Wednesday, March 9, 2016

365 True Things: 346/羅生門 (Rashomon)

I had lunch today with two old friends from my volunteer days at the Monterey Bay Aquarium, Barb and Jayne. Among many other things, we talked about memory: how some events that people close to us remember vividly, we remember not at all. Or, alternatively, that common experience of you remembering an event one way, and me remembering it completely differently. (Of course, I'm right.)

That brought to my mind a movie by the Japanese director Akira Kurosawa—a famous movie. Its title just wouldn't come. No, not Kagemusha or Yojimbo, the first names to jump into my head (though both those, from 1980 and 1961, respectively, are also by Kurosawa—he was prolific, and not uncommonly his films were masterpieces). I gave Barb and Jayne a brief synopsis of the movie (as I somewhat vaguely remembered it) and shook off my memory lapse, saying, "The name'll come."

On the drive home, I played that game that perhaps you do too, when you want to summon a word or name: I ran through the alphabet. Round about I my mind started to tingle, but no—not I. (Ikiru, another of Kurosawa's films, was not the name I sought.) As I skipped right past L and arrived at M, a small light bulb went off: wait—does the Japanese word for "gate" occur in the title? What's that word? Oh, mon, yes. One word; the title is a single word—something-mon. Onward I skimmed, and then slammed on the brakes at R: of course! Rashomon! 

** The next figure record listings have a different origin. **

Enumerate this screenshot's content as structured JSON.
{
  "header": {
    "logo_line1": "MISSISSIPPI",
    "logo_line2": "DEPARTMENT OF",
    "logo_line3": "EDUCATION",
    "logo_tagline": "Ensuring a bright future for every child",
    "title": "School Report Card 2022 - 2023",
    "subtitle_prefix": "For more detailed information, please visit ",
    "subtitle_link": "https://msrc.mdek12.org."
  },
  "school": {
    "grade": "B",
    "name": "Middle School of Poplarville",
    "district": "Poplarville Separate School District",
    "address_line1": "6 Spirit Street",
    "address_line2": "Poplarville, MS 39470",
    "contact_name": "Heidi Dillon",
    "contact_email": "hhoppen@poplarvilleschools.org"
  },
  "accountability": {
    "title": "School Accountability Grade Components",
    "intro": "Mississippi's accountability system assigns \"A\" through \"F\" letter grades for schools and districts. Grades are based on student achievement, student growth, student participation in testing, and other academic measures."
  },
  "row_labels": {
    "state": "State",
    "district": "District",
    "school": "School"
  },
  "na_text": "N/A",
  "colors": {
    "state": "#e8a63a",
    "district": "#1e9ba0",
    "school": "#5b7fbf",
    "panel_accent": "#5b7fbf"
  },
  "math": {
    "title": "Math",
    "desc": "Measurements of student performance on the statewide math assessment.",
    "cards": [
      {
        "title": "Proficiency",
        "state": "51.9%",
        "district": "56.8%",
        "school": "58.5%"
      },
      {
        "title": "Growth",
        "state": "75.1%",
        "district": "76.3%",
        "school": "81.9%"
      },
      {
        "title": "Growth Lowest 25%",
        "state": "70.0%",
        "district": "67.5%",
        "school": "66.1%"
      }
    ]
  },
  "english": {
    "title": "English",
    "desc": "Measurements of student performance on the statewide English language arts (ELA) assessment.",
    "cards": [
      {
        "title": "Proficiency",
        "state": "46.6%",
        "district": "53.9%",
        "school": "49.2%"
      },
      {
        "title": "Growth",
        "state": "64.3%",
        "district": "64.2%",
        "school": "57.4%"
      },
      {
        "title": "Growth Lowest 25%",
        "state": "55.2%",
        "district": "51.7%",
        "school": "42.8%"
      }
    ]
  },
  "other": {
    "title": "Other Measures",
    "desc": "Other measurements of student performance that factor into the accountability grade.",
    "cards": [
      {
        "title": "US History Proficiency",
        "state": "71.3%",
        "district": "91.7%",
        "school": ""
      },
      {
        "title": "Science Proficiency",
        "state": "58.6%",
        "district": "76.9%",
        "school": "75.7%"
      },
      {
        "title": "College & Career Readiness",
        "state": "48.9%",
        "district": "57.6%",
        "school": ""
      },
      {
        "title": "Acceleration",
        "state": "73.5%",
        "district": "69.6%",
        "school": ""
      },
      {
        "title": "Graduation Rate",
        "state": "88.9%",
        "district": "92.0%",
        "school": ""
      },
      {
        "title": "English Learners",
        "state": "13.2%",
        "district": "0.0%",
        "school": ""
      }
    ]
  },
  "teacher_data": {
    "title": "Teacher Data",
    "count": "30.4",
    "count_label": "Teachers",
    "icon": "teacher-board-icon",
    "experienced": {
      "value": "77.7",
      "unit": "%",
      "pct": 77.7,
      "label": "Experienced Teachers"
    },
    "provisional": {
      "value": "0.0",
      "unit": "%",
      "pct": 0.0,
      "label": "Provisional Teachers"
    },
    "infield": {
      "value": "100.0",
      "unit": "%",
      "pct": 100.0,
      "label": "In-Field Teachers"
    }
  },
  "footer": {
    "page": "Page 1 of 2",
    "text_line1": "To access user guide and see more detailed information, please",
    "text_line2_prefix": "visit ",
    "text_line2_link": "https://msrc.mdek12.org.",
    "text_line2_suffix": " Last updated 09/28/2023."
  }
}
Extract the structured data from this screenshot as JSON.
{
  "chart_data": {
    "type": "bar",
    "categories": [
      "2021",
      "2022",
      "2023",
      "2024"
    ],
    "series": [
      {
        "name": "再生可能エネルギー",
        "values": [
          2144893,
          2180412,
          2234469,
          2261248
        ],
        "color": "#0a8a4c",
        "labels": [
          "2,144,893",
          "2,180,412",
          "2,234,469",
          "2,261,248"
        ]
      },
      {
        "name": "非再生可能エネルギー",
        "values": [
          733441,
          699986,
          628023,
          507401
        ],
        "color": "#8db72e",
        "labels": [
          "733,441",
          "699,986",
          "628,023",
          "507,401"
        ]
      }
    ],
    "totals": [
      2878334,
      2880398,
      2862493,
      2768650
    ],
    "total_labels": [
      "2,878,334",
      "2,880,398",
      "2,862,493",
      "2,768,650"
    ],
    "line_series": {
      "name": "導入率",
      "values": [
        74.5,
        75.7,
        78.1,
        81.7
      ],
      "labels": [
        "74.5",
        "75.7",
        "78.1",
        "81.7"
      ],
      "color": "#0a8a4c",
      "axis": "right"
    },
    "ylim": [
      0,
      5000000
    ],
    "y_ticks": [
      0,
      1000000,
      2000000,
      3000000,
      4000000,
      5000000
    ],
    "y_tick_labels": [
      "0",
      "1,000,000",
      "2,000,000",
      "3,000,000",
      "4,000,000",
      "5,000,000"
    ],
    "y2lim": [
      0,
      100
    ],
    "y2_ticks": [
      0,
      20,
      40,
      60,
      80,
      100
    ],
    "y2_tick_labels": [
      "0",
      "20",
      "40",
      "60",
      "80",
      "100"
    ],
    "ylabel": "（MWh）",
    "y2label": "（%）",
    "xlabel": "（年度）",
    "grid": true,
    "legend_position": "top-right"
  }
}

Starring a thirty-year-old Toshiro Mifune and surprise winner of the 1951 Venice Film Festival's Golden Lion Award, Rashomon (1950) falls in the popular category of jidaigeki (時代劇), or period drama, a genre that usually focuses on the Edo period (1603–1868) and tells the stories of samurai, farmers, craftsmen, merchants, and other ordinary people. The Seven Samurai is an infinitely (and internationally) remade example of jidaigeki.

I was happy to be reminded of Rashomon. It is excellent storytelling, with an interesting structure: a framing story in which three men sit out a rainstorm beneath the huge city gate, recounting an incident involving rape and murder that occurred three days previously; scenes from the intervening trial follow, which includes the testimony of the dead man (via a medium). None of the four basic accounts of the incident agrees in its details or the supposed motivations, with ego, honor, and fickle memory obscuring the facts. What is the objective truth? Is it even humanly accessible?

I wonder if I'm ready for a Kurosawa binge via Netflix. I can think of worse uses of my time.